Штурман Лагутин заметил эту озабоченность, спросил:
— Что ты, молодец, не весел, что ты голову повесил?
Симаков не ответил, лишь плечами повел, будто зябкой струей сквозняка потянуло откуда-то, и опять бросил быстрый взгляд на дверь. А когда в дверях появилась высокая, тощая и нескладная фигура корабельного радиста Горелова, он всем телом подался к нему навстречу, громко брякнув вилкой о край тарелки.
— Ну?
Длинное хмурое лицо радиста не изменило выражения.
— Ничего, — односложно ответил он, присаживаясь к столу, и это слово, понятное только ему и старшему механику, заставило Григория Никаноровича сосредоточиться ще больше, совсем уйти в себя. Всем своим видом он как бы просил соседей по столу не трогать его, не спрашивать ни о чем, оставить наедине со своими, как видно невеселыми мыслями.
Атмосфера в кают-компании начала сгущаться.
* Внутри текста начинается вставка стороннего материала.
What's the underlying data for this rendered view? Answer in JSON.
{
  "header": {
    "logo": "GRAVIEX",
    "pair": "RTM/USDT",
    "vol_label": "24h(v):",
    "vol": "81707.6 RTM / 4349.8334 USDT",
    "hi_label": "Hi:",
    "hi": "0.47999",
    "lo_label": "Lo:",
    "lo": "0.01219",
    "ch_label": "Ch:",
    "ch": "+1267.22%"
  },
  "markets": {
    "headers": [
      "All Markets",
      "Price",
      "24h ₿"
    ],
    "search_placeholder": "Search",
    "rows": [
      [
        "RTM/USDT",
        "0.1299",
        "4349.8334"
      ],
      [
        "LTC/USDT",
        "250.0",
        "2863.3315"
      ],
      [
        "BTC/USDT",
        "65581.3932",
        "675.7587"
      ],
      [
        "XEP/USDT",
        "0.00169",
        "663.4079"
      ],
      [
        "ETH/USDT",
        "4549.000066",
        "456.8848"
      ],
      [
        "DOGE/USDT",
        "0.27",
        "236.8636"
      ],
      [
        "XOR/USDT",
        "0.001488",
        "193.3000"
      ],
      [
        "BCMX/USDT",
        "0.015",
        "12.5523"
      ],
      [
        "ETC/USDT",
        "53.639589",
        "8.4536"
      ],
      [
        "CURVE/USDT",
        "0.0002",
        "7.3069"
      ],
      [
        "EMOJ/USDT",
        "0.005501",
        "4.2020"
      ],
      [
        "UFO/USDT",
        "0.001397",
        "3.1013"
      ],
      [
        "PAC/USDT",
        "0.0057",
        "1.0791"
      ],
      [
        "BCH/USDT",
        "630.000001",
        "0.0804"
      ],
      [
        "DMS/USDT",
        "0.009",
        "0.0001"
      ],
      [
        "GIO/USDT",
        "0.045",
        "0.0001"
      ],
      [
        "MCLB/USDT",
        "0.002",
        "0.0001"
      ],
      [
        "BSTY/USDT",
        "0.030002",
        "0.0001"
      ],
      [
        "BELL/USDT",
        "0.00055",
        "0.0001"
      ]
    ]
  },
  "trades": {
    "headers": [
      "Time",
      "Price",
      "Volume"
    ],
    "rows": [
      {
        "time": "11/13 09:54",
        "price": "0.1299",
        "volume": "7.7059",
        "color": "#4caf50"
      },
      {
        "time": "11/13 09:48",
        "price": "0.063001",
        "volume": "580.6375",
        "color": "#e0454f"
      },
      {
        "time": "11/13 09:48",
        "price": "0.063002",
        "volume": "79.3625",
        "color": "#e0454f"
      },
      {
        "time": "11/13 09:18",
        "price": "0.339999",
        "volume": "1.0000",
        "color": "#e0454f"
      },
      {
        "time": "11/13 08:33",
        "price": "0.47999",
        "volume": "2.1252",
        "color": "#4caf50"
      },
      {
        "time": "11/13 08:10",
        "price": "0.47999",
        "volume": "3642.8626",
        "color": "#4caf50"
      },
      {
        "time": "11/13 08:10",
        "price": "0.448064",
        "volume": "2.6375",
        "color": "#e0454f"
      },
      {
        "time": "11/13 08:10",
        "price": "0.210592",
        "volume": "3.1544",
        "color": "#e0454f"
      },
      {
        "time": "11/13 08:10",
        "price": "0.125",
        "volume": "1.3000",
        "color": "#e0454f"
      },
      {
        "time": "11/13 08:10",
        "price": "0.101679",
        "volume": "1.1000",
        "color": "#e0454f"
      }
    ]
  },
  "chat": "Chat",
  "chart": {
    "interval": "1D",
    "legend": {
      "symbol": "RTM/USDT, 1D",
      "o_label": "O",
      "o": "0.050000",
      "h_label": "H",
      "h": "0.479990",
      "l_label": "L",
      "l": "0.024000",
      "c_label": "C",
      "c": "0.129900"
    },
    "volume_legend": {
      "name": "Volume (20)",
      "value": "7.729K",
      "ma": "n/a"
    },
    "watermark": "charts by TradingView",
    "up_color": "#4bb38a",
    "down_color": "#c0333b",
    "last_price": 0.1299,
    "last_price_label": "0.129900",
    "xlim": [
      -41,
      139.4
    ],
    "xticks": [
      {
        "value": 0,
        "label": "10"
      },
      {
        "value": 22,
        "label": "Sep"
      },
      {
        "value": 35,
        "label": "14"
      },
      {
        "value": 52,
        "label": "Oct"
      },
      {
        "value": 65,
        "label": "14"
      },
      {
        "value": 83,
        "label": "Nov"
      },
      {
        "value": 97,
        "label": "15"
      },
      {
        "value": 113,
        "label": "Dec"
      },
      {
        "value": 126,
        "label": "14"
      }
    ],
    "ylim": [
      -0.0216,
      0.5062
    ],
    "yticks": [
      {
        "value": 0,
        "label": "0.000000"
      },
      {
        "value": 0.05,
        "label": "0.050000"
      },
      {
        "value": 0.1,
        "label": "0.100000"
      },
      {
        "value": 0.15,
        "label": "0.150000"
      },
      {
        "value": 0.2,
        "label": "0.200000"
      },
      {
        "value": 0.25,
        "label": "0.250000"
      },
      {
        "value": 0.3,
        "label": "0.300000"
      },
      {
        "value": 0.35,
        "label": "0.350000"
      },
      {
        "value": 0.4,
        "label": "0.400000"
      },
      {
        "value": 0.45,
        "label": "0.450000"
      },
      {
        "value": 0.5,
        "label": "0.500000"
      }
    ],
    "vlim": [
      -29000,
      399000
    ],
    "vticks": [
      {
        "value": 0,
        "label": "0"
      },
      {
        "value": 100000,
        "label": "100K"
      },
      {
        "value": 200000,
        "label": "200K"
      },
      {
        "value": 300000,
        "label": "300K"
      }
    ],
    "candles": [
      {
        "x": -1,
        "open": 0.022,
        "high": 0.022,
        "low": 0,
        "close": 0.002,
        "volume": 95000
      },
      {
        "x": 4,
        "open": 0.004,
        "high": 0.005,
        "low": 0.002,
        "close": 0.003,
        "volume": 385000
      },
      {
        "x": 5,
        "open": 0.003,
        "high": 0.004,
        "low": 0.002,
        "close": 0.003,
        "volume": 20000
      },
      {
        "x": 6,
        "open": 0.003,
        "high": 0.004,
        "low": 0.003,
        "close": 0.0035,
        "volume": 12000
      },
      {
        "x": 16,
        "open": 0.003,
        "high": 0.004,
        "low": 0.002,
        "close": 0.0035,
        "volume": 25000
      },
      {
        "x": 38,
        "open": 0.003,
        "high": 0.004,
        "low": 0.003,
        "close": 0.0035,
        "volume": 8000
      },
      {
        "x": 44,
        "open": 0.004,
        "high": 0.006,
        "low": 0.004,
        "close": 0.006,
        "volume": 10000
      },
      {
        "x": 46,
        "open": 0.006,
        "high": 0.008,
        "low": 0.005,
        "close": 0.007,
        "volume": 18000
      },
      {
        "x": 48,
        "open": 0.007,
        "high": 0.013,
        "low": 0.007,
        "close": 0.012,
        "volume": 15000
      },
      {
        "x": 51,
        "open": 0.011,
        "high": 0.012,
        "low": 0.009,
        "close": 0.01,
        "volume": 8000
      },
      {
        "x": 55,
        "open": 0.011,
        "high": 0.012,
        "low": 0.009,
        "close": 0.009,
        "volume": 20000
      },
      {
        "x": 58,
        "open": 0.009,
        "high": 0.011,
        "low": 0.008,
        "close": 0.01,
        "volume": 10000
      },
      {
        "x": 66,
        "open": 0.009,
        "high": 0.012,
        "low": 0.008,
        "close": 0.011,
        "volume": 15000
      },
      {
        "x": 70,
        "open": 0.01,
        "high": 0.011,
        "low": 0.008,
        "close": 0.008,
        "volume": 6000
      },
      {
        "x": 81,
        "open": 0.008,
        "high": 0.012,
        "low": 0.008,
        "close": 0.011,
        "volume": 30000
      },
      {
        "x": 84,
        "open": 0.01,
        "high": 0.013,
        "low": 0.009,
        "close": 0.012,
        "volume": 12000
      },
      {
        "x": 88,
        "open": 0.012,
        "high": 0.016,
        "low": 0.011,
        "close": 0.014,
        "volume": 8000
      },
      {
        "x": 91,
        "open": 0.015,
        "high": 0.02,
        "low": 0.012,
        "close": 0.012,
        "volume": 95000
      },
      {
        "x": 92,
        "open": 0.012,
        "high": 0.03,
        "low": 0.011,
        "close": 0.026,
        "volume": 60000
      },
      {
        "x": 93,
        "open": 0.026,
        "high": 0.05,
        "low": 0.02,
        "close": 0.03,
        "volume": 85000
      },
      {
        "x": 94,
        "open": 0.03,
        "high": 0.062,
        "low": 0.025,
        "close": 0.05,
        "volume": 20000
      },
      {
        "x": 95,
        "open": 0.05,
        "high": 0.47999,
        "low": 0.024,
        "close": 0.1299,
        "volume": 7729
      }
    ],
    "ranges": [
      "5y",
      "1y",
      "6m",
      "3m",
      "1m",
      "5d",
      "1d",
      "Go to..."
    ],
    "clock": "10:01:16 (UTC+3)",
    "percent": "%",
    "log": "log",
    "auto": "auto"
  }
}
Лагутину первому она стала невмоготу, и, кое-как закончив ужин, он выскользнул в коридор. Ушел и третий штурман, и второй механик. А Симаков и не заметил их исчезновения. Маркевич с тревогой посматривал то на него, то на радиста: что это с ними случилось? Никогда еще, ни разу за почти двухлетнюю совместную службу на «Коммунаре» не видел он Никанорыча в таком напряженном состоянии, в таком подавленном ожидании чего-то грозного, быть может, непоправимо ужасного, как сейчас. Вдруг вспомнилось, что и все последние дни Симаков был каким-то странным, рассеянно-сосредоточенным, будто мысленно находился далеко-далеко от судна. Не случилось ли у него что-нибудь? Не ожидает ли какого-нибудь страшного известия из дома? Пожалуй так, иначе к чему бы этот загадочный разговор с радистом. Вот и сейчас…
— Иди, — сказал Симаков радисту, — я загляну позднее.
Маркевич тоже хотел уйти, но Григорий Никанорович попросил:
— Посиди, Алексей. Поговорить надо. Пойдем на диван, покурим…
Он подождал пока штурман перебрался на диван, выключил свет и опустился рядом. Темнотой в кают-компании он, видимо, хотел скрыть тревогу в своих глазах и выражение острой боли на иссеченном морщинами лице.
Алексей молчал, не решаясь спрашивать ни о чем, и механик спросил сам:
— Ты сегодня газеты читал?
— Нет.
— А вчера?
— Когда мне читать? Сам знаешь…
— Верно. И брешут они, газеты ихние. Не поймешь, где правда, где треп. А все же…
— Что? — голос Маркевича прозвучал так, словно кто-то схватил его в темноте за горло. — Что случилось, Никанорыч? Не томи!
— Видишь ли, Алексей, — голос Симакова, наоборот, зазвучал тверже, раздумчивее, — дело в том, что под Москвой сейчас очень тяжело. Прут, сволочи не считаясь с потерями. Вчера хвастались, что кремлевские башни в бинокль видят. А сегодня…
— А сегодня?..
— Будто взяли Москву…
— Нет! — сдавленно вырвалось у штурмана. — Не может этого быть, не верю!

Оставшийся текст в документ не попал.